Каждая из этих стадий характеризуется существенно отличной конъюнктурой борьбы и непосредственной целью атаки; каждая стадия представляет из себя, так сказать, отдельное сражение в одном общем военном походе. Нельзя ничего понять в нашей борьбе, если не изучить конкретной обстановки каждого сражения. Изучив же это, мы ясно увидим, что развитие действительно идет диалектическим путем, путем противоречий: меньшинство становится большинством, большинство меньшинством; каждая сторона переходит от обороны к нападению и от нападения к обороне; исходный пункт идейной борьбы (§1) «отрицается», уступая место все заполняющей дрязге [Трудный вопрос о разграничении дрязг и принципиального расхождения решается теперь сам собою: все, что относится к кооптации, есть дрязга, все, что относится к анализу борьбы на съезде, к спорам о § 1 и о повороте к оппортунизму и к анархизму, есть принципиальное расхождение.], но затем начинается «отрицание отрицания», и, «ужившись» кое-как, с грехом пополам, с богоданной женой, в различных центрах, мы возвращаемся к исходному пункту чисто идейной борьбы, но уже этот «тезис» обогащен всеми результатами «антитезиса» и превратился в высший синтезиз, когда изолированная, случайная ошибка по § 1 выросла в quasi-систему оппортунистических взглядов по организационному вопросу, когда связь этого явления с основным делением нашей партии на революционное и оппортунистическое крыло выступает перед всеми все более и более наглядно. Одним словом, не только овес растет по Гегелю, но и русские социал-демократы воюют между собой тоже по Гегелю. (В. И. Ленин, Шаг вперед, два шага назад, Соч., т. VI, стр. 324 — 325 — 326, изд. 3-е.)

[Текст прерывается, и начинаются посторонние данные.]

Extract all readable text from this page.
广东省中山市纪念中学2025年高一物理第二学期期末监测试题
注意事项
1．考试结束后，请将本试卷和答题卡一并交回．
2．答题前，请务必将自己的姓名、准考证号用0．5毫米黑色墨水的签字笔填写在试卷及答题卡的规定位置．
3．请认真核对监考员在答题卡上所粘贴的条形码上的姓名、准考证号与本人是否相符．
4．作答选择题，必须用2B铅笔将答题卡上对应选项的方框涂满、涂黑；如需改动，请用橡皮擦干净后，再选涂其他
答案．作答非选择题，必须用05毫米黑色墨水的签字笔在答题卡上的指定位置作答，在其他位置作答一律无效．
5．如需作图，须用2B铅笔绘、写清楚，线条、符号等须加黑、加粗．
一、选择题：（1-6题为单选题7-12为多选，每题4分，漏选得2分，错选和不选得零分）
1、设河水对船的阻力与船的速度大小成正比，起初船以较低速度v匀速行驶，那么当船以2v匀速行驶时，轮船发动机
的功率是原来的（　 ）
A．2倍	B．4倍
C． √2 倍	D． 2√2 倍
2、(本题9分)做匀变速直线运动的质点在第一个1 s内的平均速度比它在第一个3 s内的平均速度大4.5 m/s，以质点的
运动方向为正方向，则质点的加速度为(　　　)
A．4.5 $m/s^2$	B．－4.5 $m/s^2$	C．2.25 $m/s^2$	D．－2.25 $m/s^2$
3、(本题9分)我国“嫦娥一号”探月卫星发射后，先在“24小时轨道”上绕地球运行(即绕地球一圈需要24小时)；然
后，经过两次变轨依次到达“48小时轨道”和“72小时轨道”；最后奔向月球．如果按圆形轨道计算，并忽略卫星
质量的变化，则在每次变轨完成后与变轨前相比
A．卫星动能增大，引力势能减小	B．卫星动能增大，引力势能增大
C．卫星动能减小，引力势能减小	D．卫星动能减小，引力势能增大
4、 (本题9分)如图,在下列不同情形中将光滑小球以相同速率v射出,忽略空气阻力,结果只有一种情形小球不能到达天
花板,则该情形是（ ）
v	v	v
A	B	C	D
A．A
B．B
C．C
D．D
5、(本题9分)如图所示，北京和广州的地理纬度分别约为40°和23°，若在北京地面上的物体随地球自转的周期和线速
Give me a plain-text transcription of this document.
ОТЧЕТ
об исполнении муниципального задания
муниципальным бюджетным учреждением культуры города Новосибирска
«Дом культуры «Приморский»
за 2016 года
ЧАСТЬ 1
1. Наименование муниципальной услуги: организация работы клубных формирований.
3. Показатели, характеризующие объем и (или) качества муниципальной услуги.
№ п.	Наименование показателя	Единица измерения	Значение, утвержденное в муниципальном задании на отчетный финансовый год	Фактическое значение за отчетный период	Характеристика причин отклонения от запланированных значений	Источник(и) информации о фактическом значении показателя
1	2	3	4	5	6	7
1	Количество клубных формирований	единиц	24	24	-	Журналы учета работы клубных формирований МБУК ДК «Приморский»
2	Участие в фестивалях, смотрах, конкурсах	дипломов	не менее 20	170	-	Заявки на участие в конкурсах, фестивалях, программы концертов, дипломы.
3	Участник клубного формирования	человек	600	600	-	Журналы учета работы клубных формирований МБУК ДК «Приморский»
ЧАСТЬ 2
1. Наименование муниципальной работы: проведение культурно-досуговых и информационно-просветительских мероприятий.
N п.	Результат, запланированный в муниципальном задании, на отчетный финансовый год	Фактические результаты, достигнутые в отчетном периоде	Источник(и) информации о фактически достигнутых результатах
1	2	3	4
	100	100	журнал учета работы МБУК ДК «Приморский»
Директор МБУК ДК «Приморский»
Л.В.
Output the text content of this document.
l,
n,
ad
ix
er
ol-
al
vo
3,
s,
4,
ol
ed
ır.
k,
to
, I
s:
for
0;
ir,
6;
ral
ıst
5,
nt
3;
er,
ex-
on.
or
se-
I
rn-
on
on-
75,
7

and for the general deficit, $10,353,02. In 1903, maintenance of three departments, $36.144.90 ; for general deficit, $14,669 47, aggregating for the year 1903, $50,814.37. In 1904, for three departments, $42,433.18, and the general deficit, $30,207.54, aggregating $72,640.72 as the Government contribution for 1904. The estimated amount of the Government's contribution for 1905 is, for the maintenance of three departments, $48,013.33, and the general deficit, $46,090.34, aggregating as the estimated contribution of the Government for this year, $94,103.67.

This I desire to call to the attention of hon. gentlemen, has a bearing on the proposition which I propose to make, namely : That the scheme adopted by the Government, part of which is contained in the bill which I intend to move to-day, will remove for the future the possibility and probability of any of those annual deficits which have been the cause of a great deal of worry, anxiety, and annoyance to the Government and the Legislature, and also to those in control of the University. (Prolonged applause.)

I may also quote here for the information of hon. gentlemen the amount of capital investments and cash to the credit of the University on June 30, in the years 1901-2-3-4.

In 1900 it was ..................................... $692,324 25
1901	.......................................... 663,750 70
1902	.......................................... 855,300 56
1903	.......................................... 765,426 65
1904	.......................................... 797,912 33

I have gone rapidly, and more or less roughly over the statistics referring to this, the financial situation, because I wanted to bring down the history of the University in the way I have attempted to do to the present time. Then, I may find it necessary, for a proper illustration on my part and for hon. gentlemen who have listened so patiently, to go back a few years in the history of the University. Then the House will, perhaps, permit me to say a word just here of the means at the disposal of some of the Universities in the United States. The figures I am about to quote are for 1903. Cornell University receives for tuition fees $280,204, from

Отрицание как момент развития
Не голое отрицание, не зряшное отрицание, не скептическое отрицание, колебание, сомнение характерно и существенно в диалектике, — которая, несомненно, содержит в себе элемент отрицания и притом как важнейший свой элемент, — нет, а отрицание как момент связи, как момент развития, с удержанием положительного, т. е. без всяких колебаний, без всякой эклектики. («Ленинский сборник» IX, стр. 285, изд. 1-е.)